SGLT2 and DPP4 inhibitors improve Alzheimer’s disease–like pathology and cognitive function through distinct mechanisms in a T2D–AD mouse model

Alzheimer’s disease (AD) and type 2 diabetes (T2D) share common features, including insulin resistance. Brain insulin resistance has been implicated as a key factor in the pathogenesis of AD. Recent studies have demonstrated that sodium–glucose cotransporter-2 inhibitor (SGLT2-i) and dipeptidyl peptidase-4 inhibitor (DPP4-i) improve insulin sensitivity and provide neuroprotection. However, the effects of these two inhibitors on the brain metabolism and insulin resistance remain uninvestigated.We developed a T2D–AD mouse model using a high-fat diet (HFD) for 19 weeks along with a single dose of streptozotocin (100 mg/kg i.p.) at week 4 of HFD initiation. The mice were treated with SGLT2-i (25 mg/kg/day p.o.) and DPP4-i (100 mg/kg/day p.o.) for 7 weeks.

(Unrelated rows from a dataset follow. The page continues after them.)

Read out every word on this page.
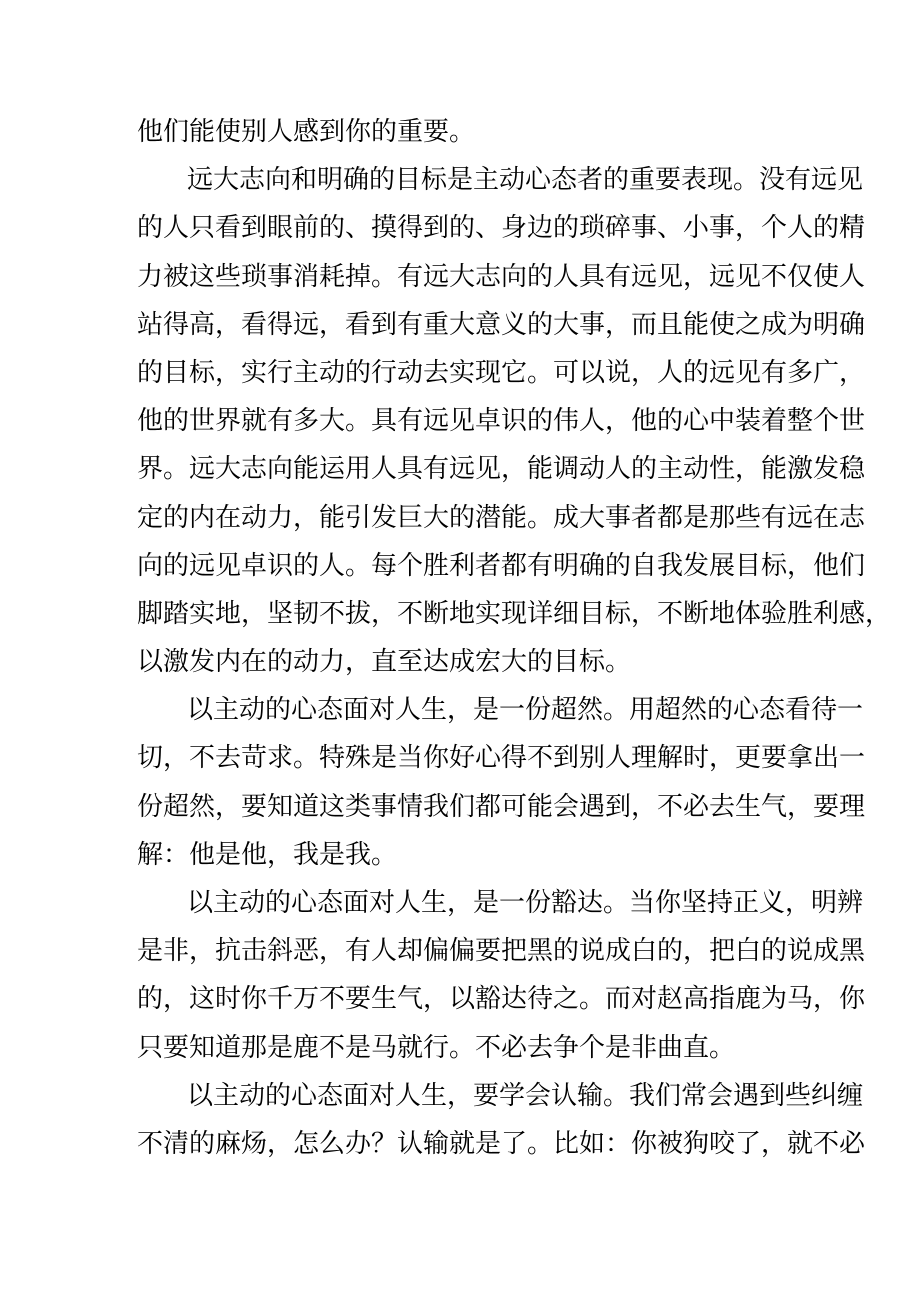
他们能使别人感到你的重要。
远大志向和明确的目标是主动心态者的重要表现。没有远见
的人只看到眼前的、摸得到的、身边的琐碎事、小事，个人的精
力被这些琐事消耗掉。有远大志向的人具有远见，远见不仅使人
站得高，看得远，看到有重大意义的大事，而且能使之成为明确
的目标，实行主动的行动去实现它。可以说，人的远见有多广，
他的世界就有多大。具有远见卓识的伟人，他的心中装着整个世
界。远大志向能运用人具有远见，能调动人的主动性，能激发稳
定的内在动力，能引发巨大的潜能。成大事者都是那些有远在志
向的远见卓识的人。每个胜利者都有明确的自我发展目标，他们
脚踏实地，坚韧不拔，不断地实现详细目标，不断地体验胜利感，
以激发内在的动力，直至达成宏大的目标。
以主动的心态面对人生，是一份超然。用超然的心态看待一
切，不去苛求。特殊是当你好心得不到别人理解时，更要拿出一
份超然，要知道这类事情我们都可能会遇到，不必去生气，要理
解：他是他，我是我。
以主动的心态面对人生，是一份豁达。当你坚持正义，明辨
是非，抗击斜恶，有人却偏偏要把黑的说成白的，把白的说成黑
的，这时你千万不要生气，以豁达待之。而对赵高指鹿为马，你
只要知道那是鹿不是马就行。不必去争个是非曲直。
以主动的心态面对人生，要学会认输。我们常会遇到些纠缠
不清的麻炀，怎么办？认输就是了。比如：你被狗咬了，就不必
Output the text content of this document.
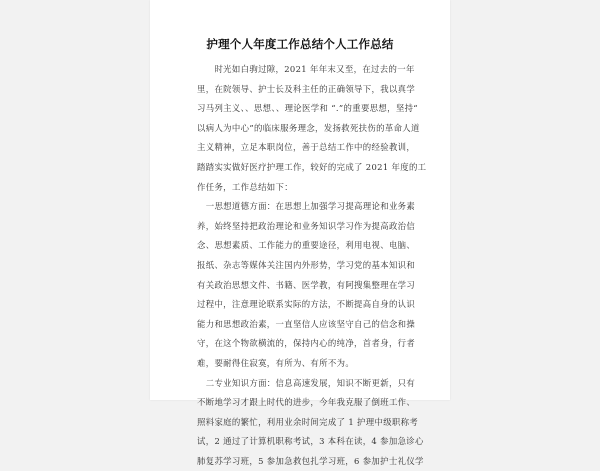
护理个人年度工作总结个人工作总结
　　时光如白驹过隙，2021 年年末又至，在过去的一年
里，在院领导、护士长及科主任的正确领导下，我以真学
习马列主义、、思想、、理论医学和 “.”的重要思想，坚持“
以病人为中心”的临床服务理念，发扬救死扶伤的革命人道
主义精神，立足本职岗位，善于总结工作中的经验教训，
踏踏实实做好医疗护理工作，较好的完成了 2021 年度的工
作任务，工作总结如下：
　一思想道德方面：在思想上加强学习提高理论和业务素
养，始终坚持把政治理论和业务知识学习作为提高政治信
念、思想素质、工作能力的重要途径，利用电视、电脑、
报纸、杂志等媒体关注国内外形势，学习党的基本知识和
有关政治思想文件、书籍、医学教，有阿搜集整理在学习
过程中，注意理论联系实际的方法，不断提高自身的认识
能力和思想政治素，一直坚信人应该坚守自己的信念和操
守，在这个物欲横流的，保持内心的纯净，首者身，行者
难，要耐得住寂寞，有所为、有所不为。
　二专业知识方面：信息高速发展，知识不断更新，只有
不断地学习才跟上时代的进步，今年我克服了倒班工作、
照料家庭的繁忙，利用业余时间完成了 1 护理中级职称考
试，2 通过了计算机职称考试，3 本科在读，4 参加急诊心
肺复苏学习班，5 参加急救包扎学习班，6 参加护士礼仪学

Subsequently, behavioral tests were performed, and the expression of insulin signaling and AD-related proteins in the brain were examined using immunoassays.T2D–AD mice not only showed increased blood glucose levels and body weight but also insulin resistance. SGLT2-i and DPP4-i effectively ameliorated insulin sensitivity and reduced body weight in these mice. Furthermore, SGLT2-i and DPP4-i significantly improved hippocampal-dependent cognitive functions in the T2D–AD mouse model. Interestingly, SGLT2-i and DPP4-i reduced the hyperphosphorylated tau (pTau) levels and amyloid β (Aβ) accumulation and enhanced brain insulin signaling. SGLT2-i reduced pTau accumulation through the angiotensin converting enzyme-2/angiotensin (1-7)/ mitochondrial assembly receptor axis, whereas DPP4-i reduced Aβ accumulation by increasing insulin-degrading enzyme levels.These findings suggest that SGLT2-i and DPP4-i prevent AD-like pathology and cognitive dysfunction in T2D mice by affecting brain insulin signaling via different mechanisms.